Preheat the oven to 350°F (175°C). Line the cupcake pan with cupcake liners.
In a mixing bowl, cream together the softened butter and granulated sugar using an electric mixer until light and fluffy.
Add the eggs, one at a time, mixing well after each addition. Then, mix in the lemon zest and lemon juice.
In a separate bowl, whisk together the flour, baking powder, and salt.
Gradually add the dry ingredients to the wet mixture, alternating with the milk. Begin and end with the dry ingredients, mixing until just combined.
Divide the batter evenly among the cupcake liners, filling each about ⅔ full.

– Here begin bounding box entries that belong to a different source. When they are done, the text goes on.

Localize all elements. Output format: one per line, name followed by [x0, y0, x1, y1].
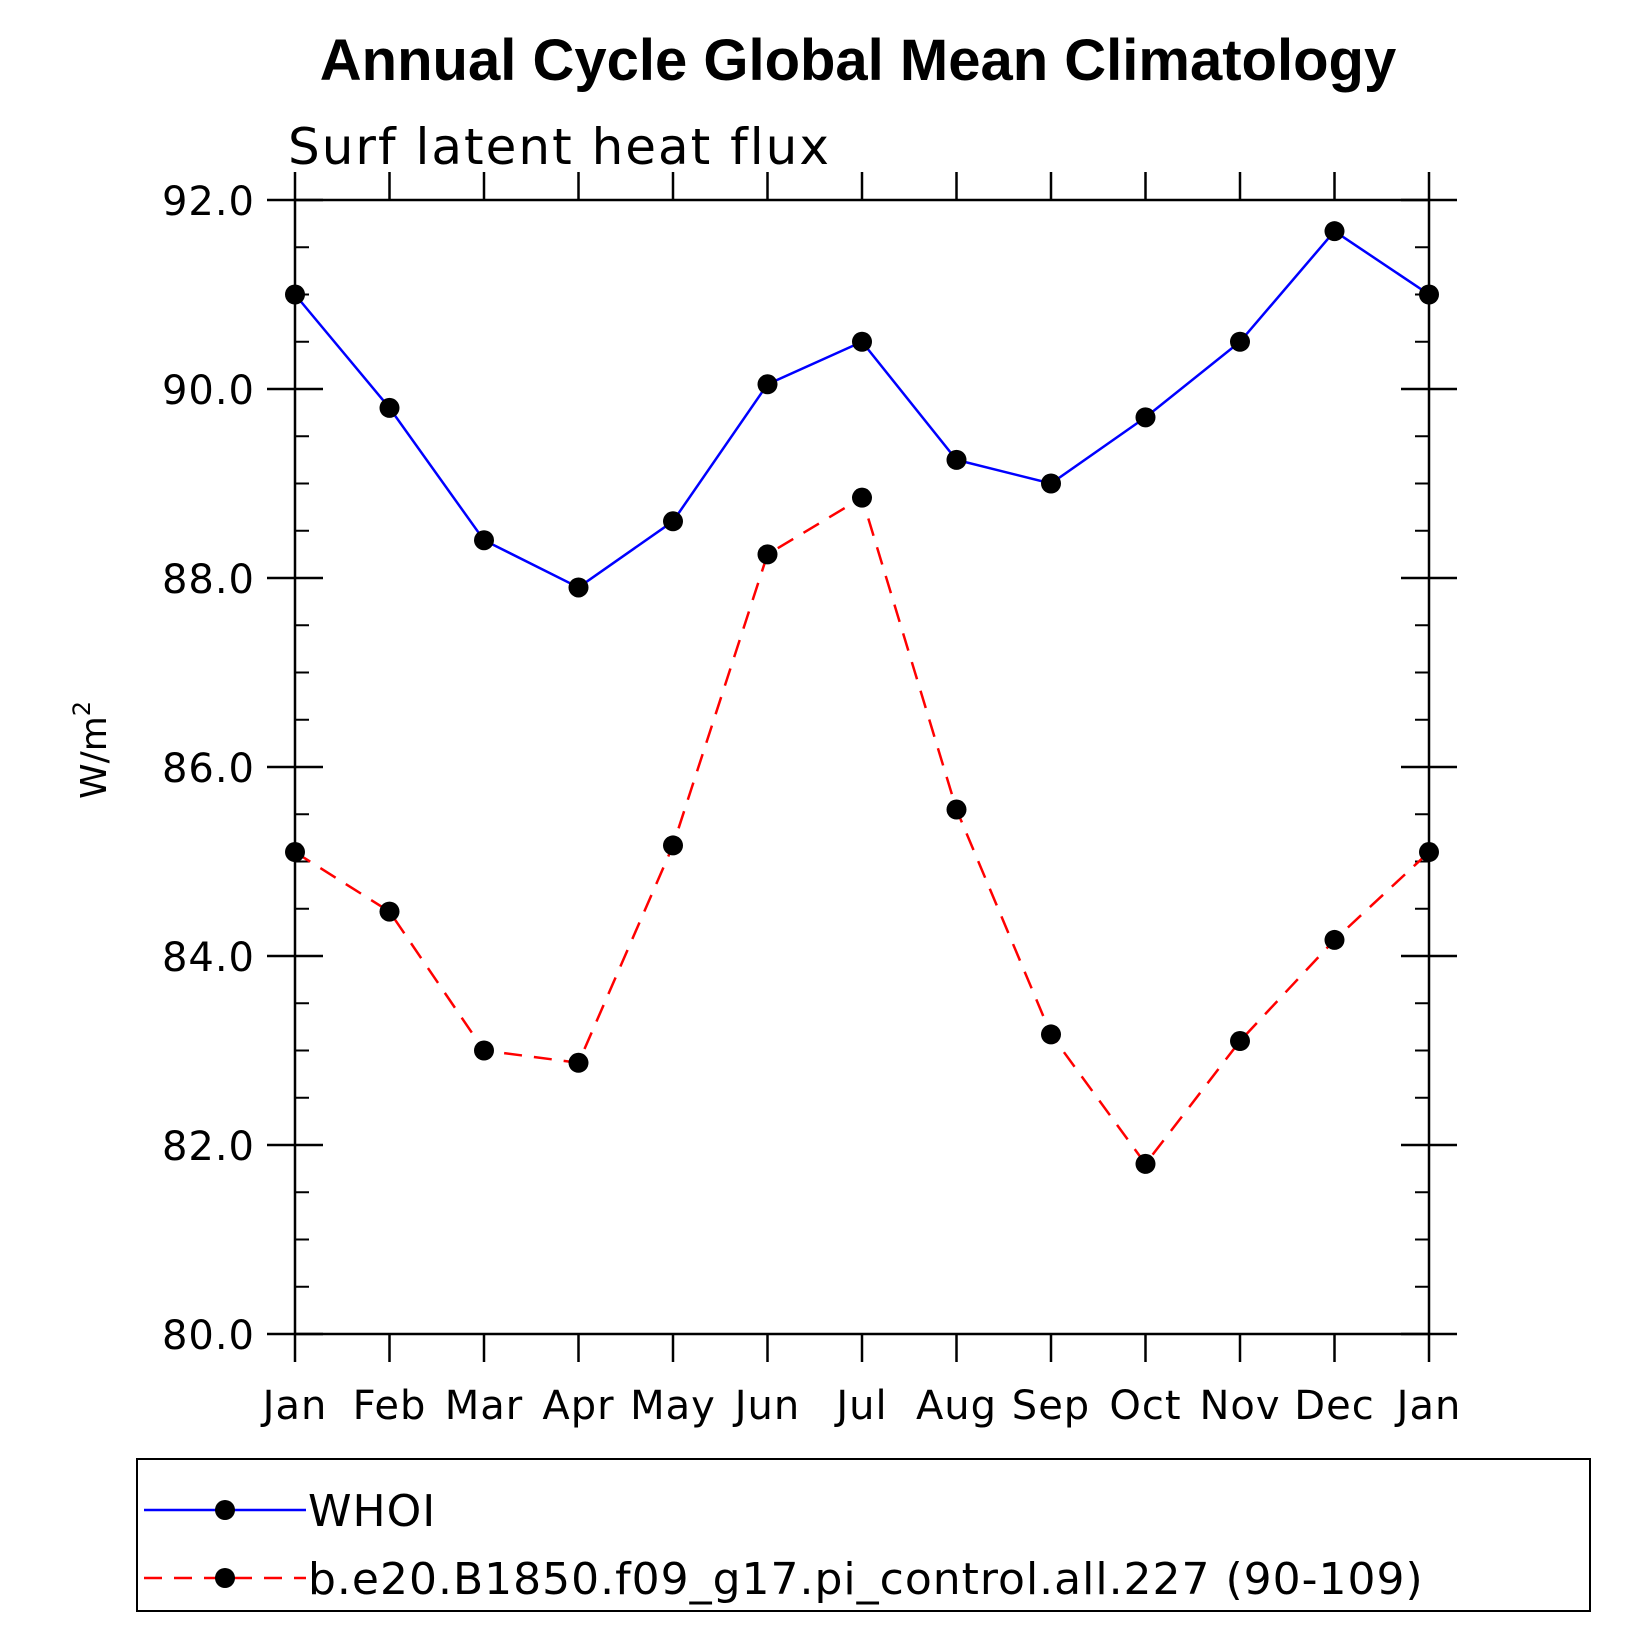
y-tick-label: 90.0 [162, 368, 255, 414]
data-point [757, 374, 778, 395]
data-point [1419, 284, 1439, 305]
x-tick-label: Nov [1199, 1383, 1280, 1429]
y-tick-label: 82.0 [162, 1124, 255, 1170]
y-axis-label: W/m2 [68, 701, 115, 799]
y-tick-label: 86.0 [162, 746, 255, 792]
x-tick-label: Jul [833, 1383, 887, 1429]
series-line [294, 495, 1430, 1166]
y-axis-label-text: W/m [74, 716, 115, 799]
data-point [663, 835, 683, 856]
y-tick-label: 84.0 [162, 935, 255, 981]
data-point [1135, 407, 1156, 428]
x-tick-label: Jun [732, 1383, 801, 1429]
data-point [379, 397, 400, 418]
data-point [474, 530, 494, 551]
data-point [379, 901, 400, 922]
data-point [1135, 1153, 1156, 1174]
x-tick-label: Sep [1012, 1383, 1090, 1429]
x-tick-labels: Jan Feb Mar Apr May Jun Jul Aug Sep Oct Nov Dec Jan [260, 1383, 1462, 1429]
legend: WHOI b.e20.B1850.f09_g17.pi_control.all.… [136, 1458, 1591, 1612]
x-tick-label: Mar [445, 1383, 523, 1429]
data-point [1230, 331, 1250, 352]
y-tick-label: 80.0 [162, 1313, 255, 1359]
series-layer [285, 221, 1439, 1174]
x-tick-label: May [630, 1383, 716, 1429]
chart-title: Annual Cycle Global Mean Climatology [320, 28, 1396, 93]
legend-label-whoi: WHOI [308, 1486, 436, 1537]
x-tick-label: Feb [353, 1383, 427, 1429]
legend-label-model: b.e20.B1850.f09_g17.pi_control.all.227 (… [308, 1554, 1424, 1605]
data-point [946, 799, 967, 820]
y-tick-label: 92.0 [162, 179, 255, 225]
data-point [474, 1040, 494, 1061]
legend-box [136, 1458, 1591, 1612]
legend-marker-model [215, 1568, 235, 1588]
x-tick-label: Dec [1294, 1383, 1374, 1429]
data-point [285, 284, 305, 305]
data-point [1419, 842, 1439, 863]
data-point [1324, 929, 1345, 950]
data-point [757, 544, 778, 565]
chart-subtitle: Surf latent heat flux [288, 118, 831, 176]
data-point [568, 577, 589, 598]
legend-marker-whoi [215, 1500, 235, 1520]
axes [267, 172, 1457, 1362]
x-tick-label: Oct [1109, 1383, 1181, 1429]
series-0 [285, 221, 1439, 598]
data-point [568, 1052, 589, 1073]
plot-frame [293, 198, 1431, 1336]
data-point [1041, 1024, 1061, 1045]
x-tick-label: Jan [260, 1383, 328, 1429]
series-1 [285, 487, 1439, 1174]
y-tick-labels: 80.0 82.0 84.0 86.0 88.0 90.0 92.0 [162, 179, 255, 1359]
x-tick-label: Jan [1394, 1383, 1462, 1429]
y-axis-label-superscript: 2 [68, 701, 96, 716]
y-tick-label: 88.0 [162, 557, 255, 603]
data-point [1230, 1031, 1250, 1052]
x-tick-label: Apr [542, 1383, 614, 1429]
data-point [946, 449, 967, 470]
data-point [1041, 473, 1061, 494]
data-point [852, 331, 872, 352]
x-tick-label: Aug [916, 1383, 997, 1429]
data-point [285, 842, 305, 863]
data-point [1324, 221, 1345, 242]
data-point [852, 487, 872, 508]
data-point [663, 511, 683, 532]
series-line [294, 229, 1430, 589]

Bake for 15-18 minutes or until a toothpick inserted into the center comes out clean. Let the cupcakes cool in the pan for 5 minutes before transferring to a cooling rack to cool completely.
While the cupcakes cool, prepare the raspberry buttercream frosting. In a mixing bowl, beat the softened butter until creamy.
Gradually add the powdered sugar and mix on low speed until combined. Increase the speed and mix until fluffy.
Mix in the raspberry puree, vanilla extract, and salt. Adjust the consistency if needed with more powdered sugar or raspberry puree.
Once the cupcakes are completely cool, frost them using a piping bag or a spatula with the raspberry buttercream.